T1204 – User Execution: The infection chain requires user interaction to extract and execute the malicious VBScript file from the ZIP archive.

T1204.002 – Malicious File: Victims must manually open the malicious file attachment received through WhatsApp to trigger the infection sequence.

T1218 – System Binary Proxy Execution: Astaroth abuses legitimate system binaries and trusted applications to execute malicious payloads.

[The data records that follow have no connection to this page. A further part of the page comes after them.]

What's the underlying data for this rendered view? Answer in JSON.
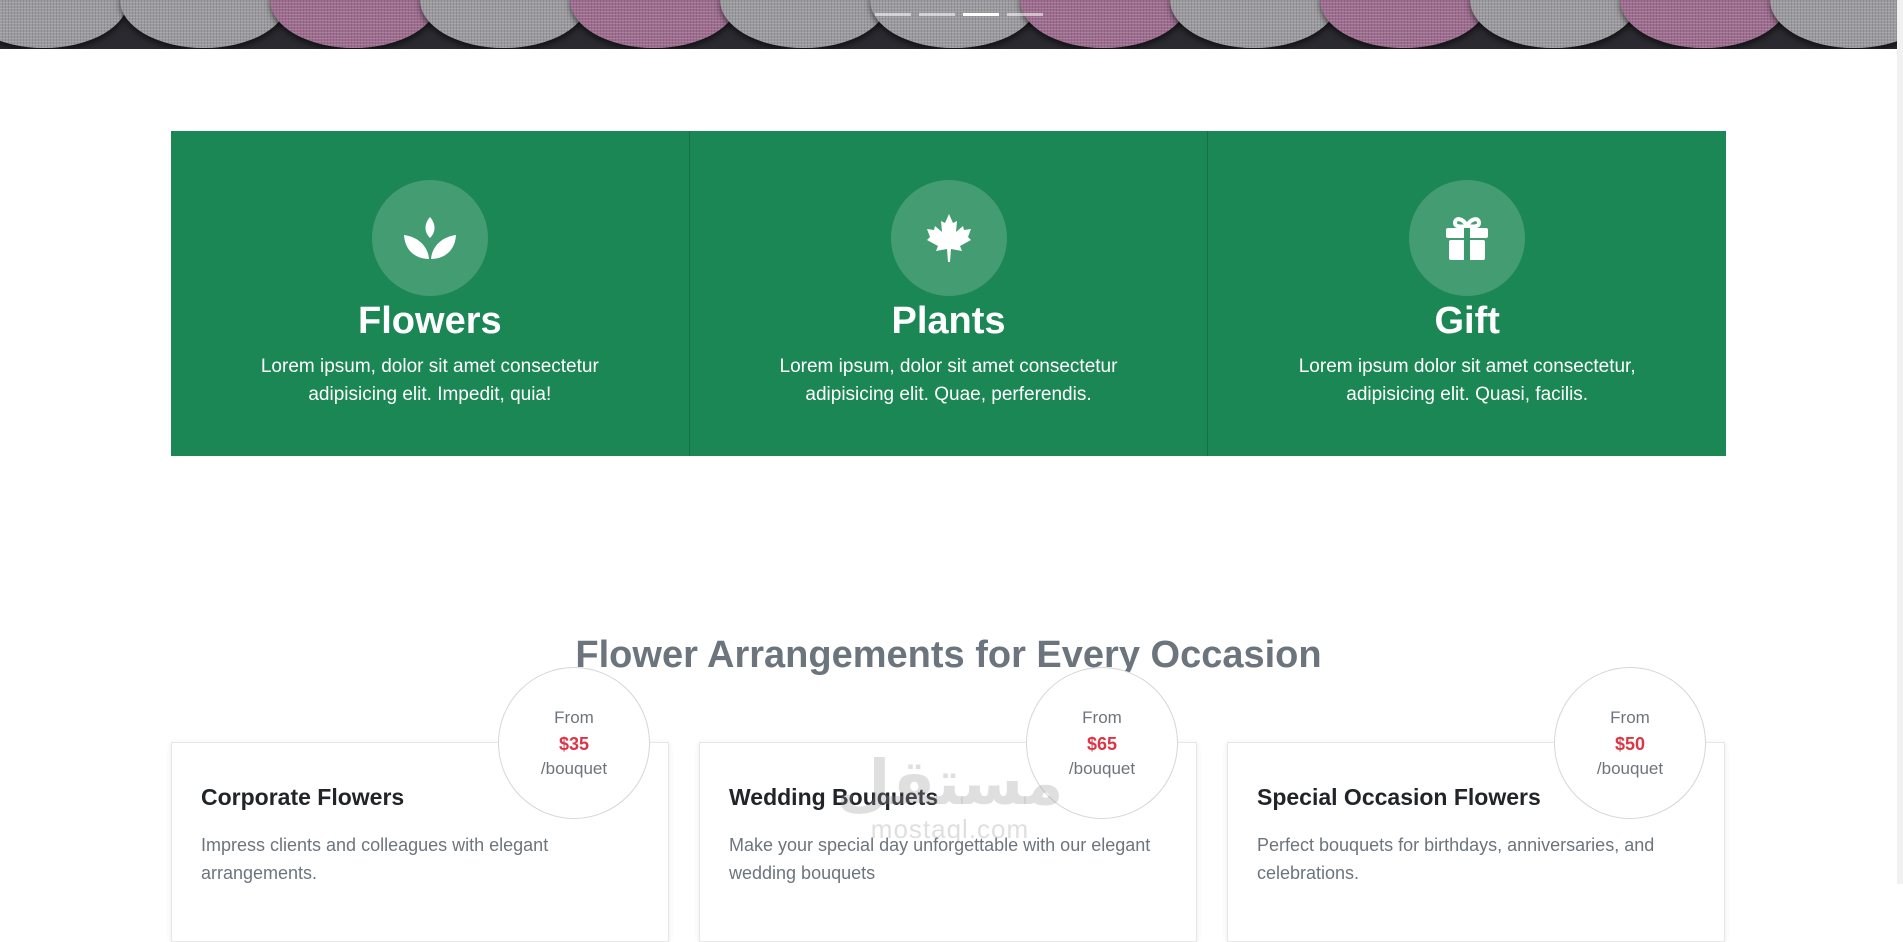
{
  "hero": {
    "slides": 4,
    "active_slide": 3
  },
  "features": [
    {
      "icon": "lotus-icon",
      "title": "Flowers",
      "text": "Lorem ipsum, dolor sit amet consectetur adipisicing elit. Impedit, quia!"
    },
    {
      "icon": "maple-leaf-icon",
      "title": "Plants",
      "text": "Lorem ipsum, dolor sit amet consectetur adipisicing elit. Quae, perferendis."
    },
    {
      "icon": "gift-icon",
      "title": "Gift",
      "text": "Lorem ipsum dolor sit amet consectetur, adipisicing elit. Quasi, facilis."
    }
  ],
  "colors": {
    "feature_bg": "#1b8754",
    "price": "#dc3545",
    "muted": "#6c757d"
  },
  "arrangements": {
    "title": "Flower Arrangements for Every Occasion",
    "cards": [
      {
        "from": "From",
        "price": "$35",
        "unit": "/bouquet",
        "title": "Corporate Flowers",
        "text": "Impress clients and colleagues with elegant arrangements."
      },
      {
        "from": "From",
        "price": "$65",
        "unit": "/bouquet",
        "title": "Wedding Bouquets",
        "text": "Make your special day unforgettable with our elegant wedding bouquets"
      },
      {
        "from": "From",
        "price": "$50",
        "unit": "/bouquet",
        "title": "Special Occasion Flowers",
        "text": "Perfect bouquets for birthdays, anniversaries, and celebrations."
      }
    ]
  },
  "watermark": {
    "logo": "مستقل",
    "site": "mostaql.com"
  }
}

T1218.007 – Msiexec: The malware uses Windows Installer (msiexec.exe) to deploy the core banking trojan through MSI installer packages, leveraging this trusted system binary for malicious purposes.

Defense Evasion (TA0005)

T1027 – Obfuscated Files or Information: The Visual Basic Script downloader employs heavy obfuscation techniques to evade analysis and detection by security software.

T1036 – Masquerading: Malicious files use deceptive naming conventions to appear as legitimate documents or applications, reducing victim suspicion.

T1105 – Ingress Tool Transfer: The malware downloads additional payloads including the MSI installer and Python runtime from remote servers after initial compromise.

Discovery (TA0007)

T1087 – Account Discovery: The WhatsApp propagation module enumerates the victim’s WhatsApp contact list to identify potential targets for worm spreading.

Collection (TA0009)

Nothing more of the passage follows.